In Pakistan, Polio Makes A Comeback Amid Vaccine Boycotts

Polio makes a comeback amid vaccine boycotts in Pakistan. A polio vaccination campaign began back in the Spring. In April, a rumor spread that the vaccines were dangerous and making children sick. Hundreds of children were rushed to the hospital by concerned parents and thousands of people refused the vaccine. In the village of Ali Zai, an angry mob was formed and attacked a hospital, eventually burning it down. This violence then led to the suspension of the polio vaccination campaign in the region, an epicenter of polio in Pakistan. Polio is on the rise in Pakistan because of this large misinformation campaign which has people rejecting the vaccine. Additionally, Pakistan relies on a polio vaccine campaign that goes door to door offering the vaccine; the change in government in 2018, caused this campaign to falter.

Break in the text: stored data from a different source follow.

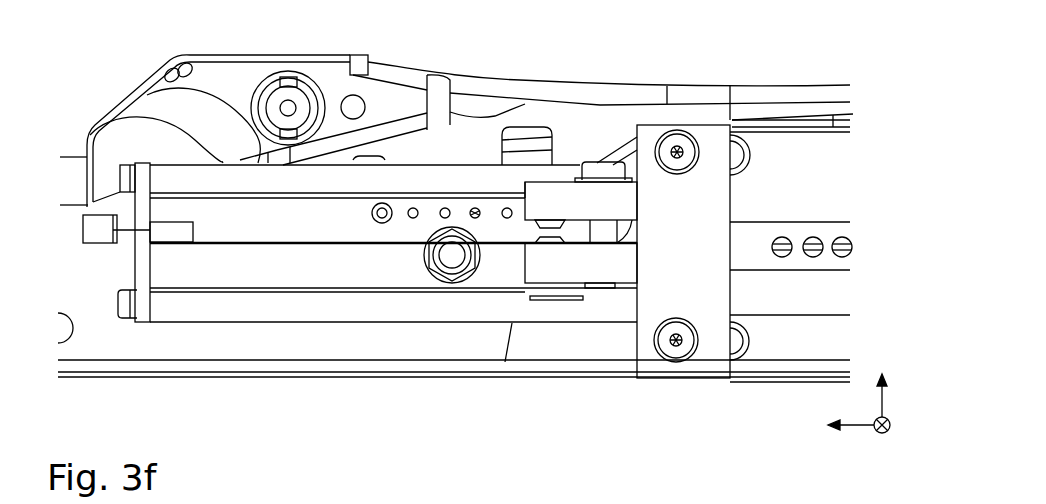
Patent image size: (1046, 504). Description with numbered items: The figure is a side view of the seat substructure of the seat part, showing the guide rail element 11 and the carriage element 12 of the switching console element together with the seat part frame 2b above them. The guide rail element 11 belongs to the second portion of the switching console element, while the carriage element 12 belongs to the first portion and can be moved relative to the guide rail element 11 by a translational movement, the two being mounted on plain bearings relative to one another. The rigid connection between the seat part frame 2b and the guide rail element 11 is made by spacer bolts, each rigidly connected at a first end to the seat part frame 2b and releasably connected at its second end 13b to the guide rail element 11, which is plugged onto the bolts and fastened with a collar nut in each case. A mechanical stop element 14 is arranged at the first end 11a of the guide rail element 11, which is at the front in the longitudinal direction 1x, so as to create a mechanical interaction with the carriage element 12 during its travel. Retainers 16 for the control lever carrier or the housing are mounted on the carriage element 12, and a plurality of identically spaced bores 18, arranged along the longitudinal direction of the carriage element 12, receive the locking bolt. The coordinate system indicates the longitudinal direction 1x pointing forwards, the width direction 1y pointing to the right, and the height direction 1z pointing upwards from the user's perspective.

The seat part frame 2b is at (520, 78).
The retainer 16 is at (698, 80).
The carriage element 12 is at (815, 135).
The guide rail element 11 is at (260, 273).
The first end of the guide rail element 11a is at (140, 315).
The mechanical stop element 14 is at (382, 223).
The second end of the spacer bolt 13b is at (447, 258).
The bore 18 is at (782, 257).
The longitudinal direction 1x is at (860, 425).
The width direction 1y is at (882, 440).
The height direction 1z is at (882, 408).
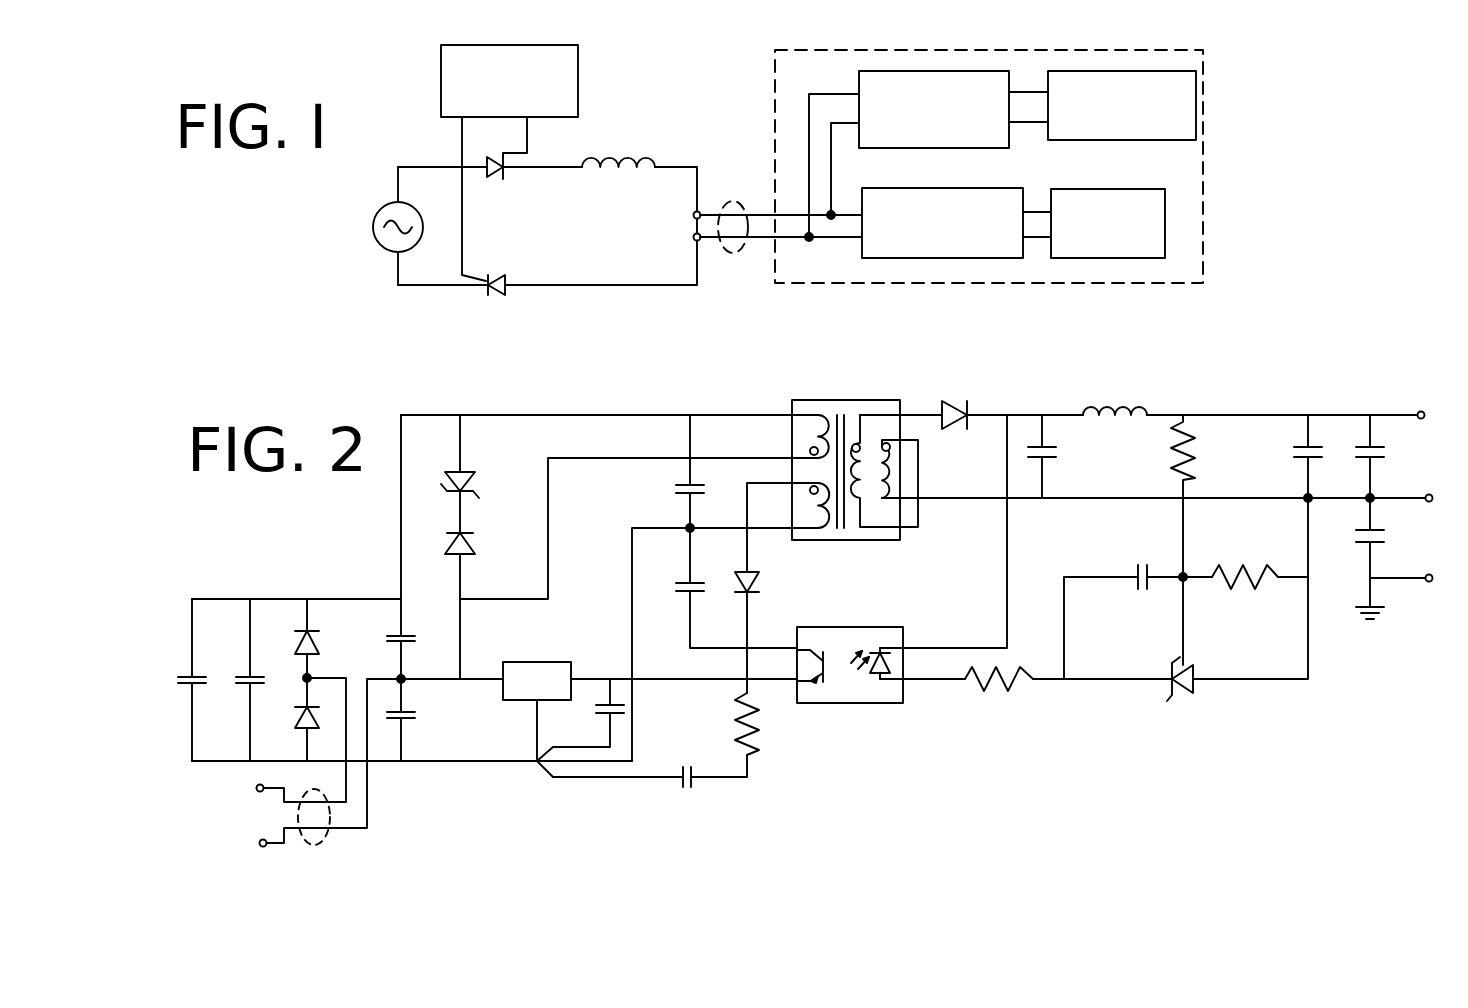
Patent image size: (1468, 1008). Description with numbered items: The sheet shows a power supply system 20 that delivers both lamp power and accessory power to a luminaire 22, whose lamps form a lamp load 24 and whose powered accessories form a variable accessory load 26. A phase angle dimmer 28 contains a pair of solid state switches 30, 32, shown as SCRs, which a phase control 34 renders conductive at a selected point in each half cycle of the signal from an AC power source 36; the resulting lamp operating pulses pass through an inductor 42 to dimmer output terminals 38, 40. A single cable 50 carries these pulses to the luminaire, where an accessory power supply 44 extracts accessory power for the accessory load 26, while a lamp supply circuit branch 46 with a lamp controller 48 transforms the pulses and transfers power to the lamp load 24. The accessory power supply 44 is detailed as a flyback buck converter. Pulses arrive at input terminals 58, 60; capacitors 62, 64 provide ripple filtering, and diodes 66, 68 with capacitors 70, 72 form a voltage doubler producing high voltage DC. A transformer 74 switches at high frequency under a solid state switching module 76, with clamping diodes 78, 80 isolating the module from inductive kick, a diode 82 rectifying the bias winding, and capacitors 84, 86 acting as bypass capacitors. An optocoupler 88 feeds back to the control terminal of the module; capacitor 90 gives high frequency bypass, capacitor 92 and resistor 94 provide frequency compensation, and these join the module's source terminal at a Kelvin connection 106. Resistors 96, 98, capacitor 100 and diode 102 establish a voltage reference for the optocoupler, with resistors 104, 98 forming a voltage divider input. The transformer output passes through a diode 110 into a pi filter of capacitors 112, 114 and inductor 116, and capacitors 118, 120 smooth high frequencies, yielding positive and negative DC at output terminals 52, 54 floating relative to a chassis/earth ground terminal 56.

Pakistan’s polio campaign was strong and effective for several years; it brought polio cases down from 306 in 2014 to 12 in 2018. According to Al Jazeera, Rana Muhammad Safdar, Pakistan’s coordinator of the National Emergency Operations Centre on polio eradication said that the change in government in mid-2018 was a huge obstacle. He said, “Whenever a government comes, they conduct transfers on a large scale…These people, they kept on changing like anything.” More detrimental to the vaccine rates was the misinformation campaigns. The first campaign was political; political parties tried to make the rising polio outbreaks a political issue. This resulted in vaccinators skewing their results. Safdar said, “When there is unnecessary pressure on them, and they feel that these are the kinds of results that [authorities] want to see, then they start providing those kinds of results, instead of focusing on real vaccinations.”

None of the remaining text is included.